The nice folks at HubSpot have extended an offer to my subscribers that I think deserves your attention. It’s a complete text and video course that educates you in the art and science of using social media in general – and Twitter in particular – for marketing. And it’s entirely free to my subscribers. What does HubSpot get out of it? Well, you have to fill out a contact form to download the information, but there’s no obligation and you will learn a lot from the basic program.

Here’s what you get:

  • Video: Twitter for Marketing and PR – Learn how to use Twitter to spread news about your company (1 hour)
  • Video: Getting Found Online using Social Media – Learn the ins and outs of using social media for business (1 hour)
  • EBook: How to Use Twitter for Business (25 pages)
  • EBook: State of the TwitterSphere Report

HubSpot understands the value of providing high-quality information as a way to generate leads. So take them up on this offer and let me know what you think. Download the course here.

Tip of the Week: AutoPager

I find and discard a lot of Firefox add-ons, but AutoPager will be with me for a long time. This wonderfully useful little utility addresses one of the most frustrating time-wasters of Internet research: clicking through to new pages. Any Google user knows the syndrome: when you get to the bottom of a page of search results, you have to click a link to view the next page and then wait while that page loads. AutoPager automatically loads the next page in any sequence when you scroll to the bottom of the preceding page. When you’re performing a lot of Internet research, it can be a huge time-saver. Like all open source utilities, it’s free.
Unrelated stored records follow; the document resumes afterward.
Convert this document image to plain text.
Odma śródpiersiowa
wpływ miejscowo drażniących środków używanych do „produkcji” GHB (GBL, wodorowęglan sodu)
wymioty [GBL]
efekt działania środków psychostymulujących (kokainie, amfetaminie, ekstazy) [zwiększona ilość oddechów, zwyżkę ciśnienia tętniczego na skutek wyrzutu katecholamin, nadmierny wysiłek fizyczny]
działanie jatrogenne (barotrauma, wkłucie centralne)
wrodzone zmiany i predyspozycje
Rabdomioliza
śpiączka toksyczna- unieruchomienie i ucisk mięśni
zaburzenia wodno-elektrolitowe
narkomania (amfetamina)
Just for Fun: Those Silly Tech Support People

It’s a humbling truth in life that even the smartest person among us sometimes needs help, especially when it comes to the intricate workings of computers. But what happens when the people who are supposed to know more than we do in fact know very little? We’ve found this amusing collection of tech support stories to brighten your day. The stories are dated, but still very funny. You’re very welcome.